Estupro impune

Estupro impune

Marcelo Rubens Paiva

31 Agosto 2017 | 11h26

 

Mais um estupro que não foi estupro.

Por vezes, o Judiciário interpreta a lei de uma forma que, na essência, justiça não é realizada.

As palavras são analisadas, ganham mais poder do que os atos.

O passageiro Diego Ferreira de Novais, de 27 anos, durante o dia, tirou o pênis para fora e se masturbou na frente de uma menina sentada.

Quando o mesmo trafegava na Avenida Paulista, ejaculou nela.

Várias vezes o elemento praticou o abuso. Várias vezes foi preso e solto.

É crime?

Para o juiz José Eugenio do Amaral Souza Neto, não houve “constrangimento, tampouco violência ou grave ameaça”.

O motorista do ônibus estacionou, chamou a polícia, enquanto a menina, atordoada e aos prantos, ficou sentada na calçada. Chamaram a sua família. Foi fazer um BO.

O que, para ela, para seu futuro, representará tal agressão?

Marcas ficarão para sempre; basta ler inúmeros relatos de assédio traumáticos, antes secretos, que recentemente emergiram nas redes sociais.

 

Para o juiz, que liberou o réu, não houve constrangimento.
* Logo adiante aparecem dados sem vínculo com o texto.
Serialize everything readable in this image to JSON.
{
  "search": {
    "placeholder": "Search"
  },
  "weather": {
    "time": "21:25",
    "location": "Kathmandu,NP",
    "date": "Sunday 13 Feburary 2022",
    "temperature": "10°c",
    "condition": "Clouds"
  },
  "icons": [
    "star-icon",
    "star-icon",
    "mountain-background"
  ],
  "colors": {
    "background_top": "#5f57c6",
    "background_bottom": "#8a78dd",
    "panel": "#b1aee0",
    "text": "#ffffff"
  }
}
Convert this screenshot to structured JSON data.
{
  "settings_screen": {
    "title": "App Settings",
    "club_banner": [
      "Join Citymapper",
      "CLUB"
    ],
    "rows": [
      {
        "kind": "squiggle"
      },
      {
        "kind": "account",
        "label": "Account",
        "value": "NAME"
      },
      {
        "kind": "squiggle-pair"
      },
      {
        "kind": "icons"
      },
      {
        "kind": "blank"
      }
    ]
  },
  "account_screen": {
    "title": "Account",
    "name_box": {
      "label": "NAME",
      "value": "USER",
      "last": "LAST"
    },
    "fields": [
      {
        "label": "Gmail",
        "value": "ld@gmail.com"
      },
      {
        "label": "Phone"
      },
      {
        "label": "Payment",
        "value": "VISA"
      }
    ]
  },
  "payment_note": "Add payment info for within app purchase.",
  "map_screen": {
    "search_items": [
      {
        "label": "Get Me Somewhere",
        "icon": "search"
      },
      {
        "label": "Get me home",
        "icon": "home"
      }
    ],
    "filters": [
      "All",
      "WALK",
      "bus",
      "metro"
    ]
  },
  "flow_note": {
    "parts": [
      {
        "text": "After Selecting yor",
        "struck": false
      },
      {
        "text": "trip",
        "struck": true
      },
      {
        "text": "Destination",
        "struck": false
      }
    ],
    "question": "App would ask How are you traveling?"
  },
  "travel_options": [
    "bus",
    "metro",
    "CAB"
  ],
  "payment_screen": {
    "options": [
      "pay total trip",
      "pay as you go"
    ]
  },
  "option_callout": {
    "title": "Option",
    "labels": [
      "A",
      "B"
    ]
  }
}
Tomou a missão de interpretar a lei com a prepotência de um sábio:

“O crime de estupro tem como núcleo típico constranger alguém, mediante violência ou grave ameaça, a ter conjunção carnal ou a praticar ou permitir que com ele se pratique outro ato libidinoso. Entendo que não houve o constrangimento, tampouco violência ou grave ameaça, pois a vítima estava sentada em um banco do ônibus, quando foi surpreendida pela ejaculação.”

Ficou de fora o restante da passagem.